A company that claims to have a database of over 10 billion facial images has violated Australian privacy laws, Australian regulators say.

Clearview AI allows law enforcement to search their face database.

But the Office of the Australian Information Commissioner (OAIC) ​​has ordered to stop collecting photos taken in Australia and to remove those already in its collection.

A lawyer representing the company said it will seek a review of the decision.

The Clearview AI system allows a user, such as a police officer trying to identify a suspect, upload a photo of a face, and find matches in a database of billions of images collected from the Internet and social media.

The system then provides links to where the corresponding images appeared online.

Clearview AI has promoted its police service as a “Google face search”.

The system is primarily marketed as a law enforcement tool, although its customers are not limited to this. The investigation said a recent patent filing revealed interest in other uses of the technology, including: “Dating, retail, granting or denying access to a facility, place or device, accurate delivery of social benefits and fraud reduction “.

On its website, the company claims it has “the largest known database of over 10 billion facial images,” although the survey report uses less than three billion.

The company claims to only collect publicly available images from the open web, but that didn’t satisfy investigators.

“The secret collection of this type of sensitive information is unreasonably intrusive and unfair”, The Australian information commissioner, Angelene Falk, wrote it.

“It carries a significant risk of harm to individuals, including vulnerable groups such as children and crime victims, whose images can be searched in the Clearview AI database.”

The OAIC found that the company’s violations of the Australian Privacy Act included:

He said Clearview must “cease collecting facial images and biometric models from individuals in Australia and destroy existing images and models collected from Australia.”

The survey was conducted in collaboration with the UK Information Commissioner’s Office (ICO).

The ICO says it is still considering its next steps and any formal regulatory action that might follow.

But Elizabeth Denham, the UK Information Commissioner, said it was “an investigation that will protect consumers in both the UK and Australia”.

Mark Love, a lawyer representing Clearview, told the BBC in a statement that the company “went out of its way to cooperate” with the Australian investigation.

He said the commissioner “did not correctly understand how Clearview AI conducts its business” and plans to appeal.

“Not only has the commissioner’s decision missed how Clearview AI works, but the commissioner has no jurisdiction,” he said.

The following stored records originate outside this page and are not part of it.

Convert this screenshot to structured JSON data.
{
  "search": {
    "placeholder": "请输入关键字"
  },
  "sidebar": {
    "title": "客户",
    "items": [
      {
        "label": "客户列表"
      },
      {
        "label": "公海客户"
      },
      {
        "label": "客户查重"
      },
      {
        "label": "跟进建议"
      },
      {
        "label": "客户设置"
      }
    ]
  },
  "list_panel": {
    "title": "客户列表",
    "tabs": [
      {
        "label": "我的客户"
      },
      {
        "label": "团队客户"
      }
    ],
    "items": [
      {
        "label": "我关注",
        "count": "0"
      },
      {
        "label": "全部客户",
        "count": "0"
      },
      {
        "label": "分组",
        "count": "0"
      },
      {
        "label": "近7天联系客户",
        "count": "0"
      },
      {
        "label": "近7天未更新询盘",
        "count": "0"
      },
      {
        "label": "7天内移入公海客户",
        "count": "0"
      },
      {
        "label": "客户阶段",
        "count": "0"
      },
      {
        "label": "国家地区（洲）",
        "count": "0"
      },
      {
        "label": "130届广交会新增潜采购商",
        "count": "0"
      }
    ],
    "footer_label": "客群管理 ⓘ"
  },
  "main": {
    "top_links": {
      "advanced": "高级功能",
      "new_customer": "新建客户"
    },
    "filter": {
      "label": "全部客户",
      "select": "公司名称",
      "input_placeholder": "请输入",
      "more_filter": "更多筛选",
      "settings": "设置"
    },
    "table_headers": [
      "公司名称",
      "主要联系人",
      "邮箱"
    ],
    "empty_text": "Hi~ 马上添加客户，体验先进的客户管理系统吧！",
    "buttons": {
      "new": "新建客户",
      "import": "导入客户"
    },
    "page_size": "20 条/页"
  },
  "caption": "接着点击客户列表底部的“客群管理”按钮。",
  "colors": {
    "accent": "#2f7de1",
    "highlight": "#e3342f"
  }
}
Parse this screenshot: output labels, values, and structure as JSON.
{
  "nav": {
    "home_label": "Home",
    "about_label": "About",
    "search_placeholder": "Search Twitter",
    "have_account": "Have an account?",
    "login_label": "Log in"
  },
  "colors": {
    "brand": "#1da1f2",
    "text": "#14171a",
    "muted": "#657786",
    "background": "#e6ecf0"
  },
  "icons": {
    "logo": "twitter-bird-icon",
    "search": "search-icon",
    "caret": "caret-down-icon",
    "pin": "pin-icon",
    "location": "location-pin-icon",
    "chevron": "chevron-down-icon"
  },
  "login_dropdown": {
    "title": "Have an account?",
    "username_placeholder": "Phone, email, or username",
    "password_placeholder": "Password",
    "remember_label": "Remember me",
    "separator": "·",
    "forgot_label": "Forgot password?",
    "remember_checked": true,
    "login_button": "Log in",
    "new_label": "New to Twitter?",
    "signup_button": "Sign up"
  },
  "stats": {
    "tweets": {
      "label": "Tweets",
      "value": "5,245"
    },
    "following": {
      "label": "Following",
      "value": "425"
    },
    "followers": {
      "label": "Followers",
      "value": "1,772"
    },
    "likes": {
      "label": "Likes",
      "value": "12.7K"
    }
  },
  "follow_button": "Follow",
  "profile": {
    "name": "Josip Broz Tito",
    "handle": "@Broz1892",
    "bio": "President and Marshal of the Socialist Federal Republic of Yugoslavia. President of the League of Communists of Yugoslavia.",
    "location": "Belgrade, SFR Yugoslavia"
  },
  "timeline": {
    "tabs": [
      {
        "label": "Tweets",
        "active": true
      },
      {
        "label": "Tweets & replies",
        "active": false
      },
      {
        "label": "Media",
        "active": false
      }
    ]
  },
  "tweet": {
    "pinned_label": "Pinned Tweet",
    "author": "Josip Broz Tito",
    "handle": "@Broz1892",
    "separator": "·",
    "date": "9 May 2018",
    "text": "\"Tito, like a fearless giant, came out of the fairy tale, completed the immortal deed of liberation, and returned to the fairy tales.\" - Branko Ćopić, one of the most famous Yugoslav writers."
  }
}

“Clearview AI,” wrote Mr Love, “has not violated any law or interfered with the privacy of Australians. Clearview AI does not operate in Australia, it has no Australian users.”

The OAIC accepted the company’s claim that it has instituted “a policy to deny all user account requests from Australia and that there is no evidence of Australian users since March 2020”.

Company founder and CEO Hoan Ton-That wrote in a statement that as a dual Australian and US citizen: “My company and I have acted in the best interests of these two nations and their people by assisting the law enforcement in solving heinous crimes against children, the elderly and other victims of unscrupulous acts. ”

The Clearview website claims that its images “come from public web sources, including news media, mugshot websites, public social media and other open sources.”

Automated bulk data collection from public websites is often referred to as “scraping”.

The OAIC investigation report finds that Clearview AI “collects images from social media websites, including Facebook and YouTube.”

“When Australians use social media or professional networking sites, they do not expect their facial images to be collected without their consent from a commercial entity to create biometric templates for completely unrelated identification purposes,” the Mrs. Falk.

The report notes that the sites’ terms and conditions “each prohibit this type of scraping, and a number of social media companies have sent the defendant termination and divestiture letters in connection with the alleged scraping from their sites.”

However, Ms Falk was critical of social media companies, saying the case raised the question of whether “online platforms are doing enough to prevent and detect the scraping of personal information.”

There are some signs that big tech companies are becoming increasingly wary of facial recognition.

On Tuesday, Facebook announced it will no longer use facial recognition software to identify faces in photos and videos.

But online tools and search engines that use facial recognition technology continue to work online, privacy activists warn.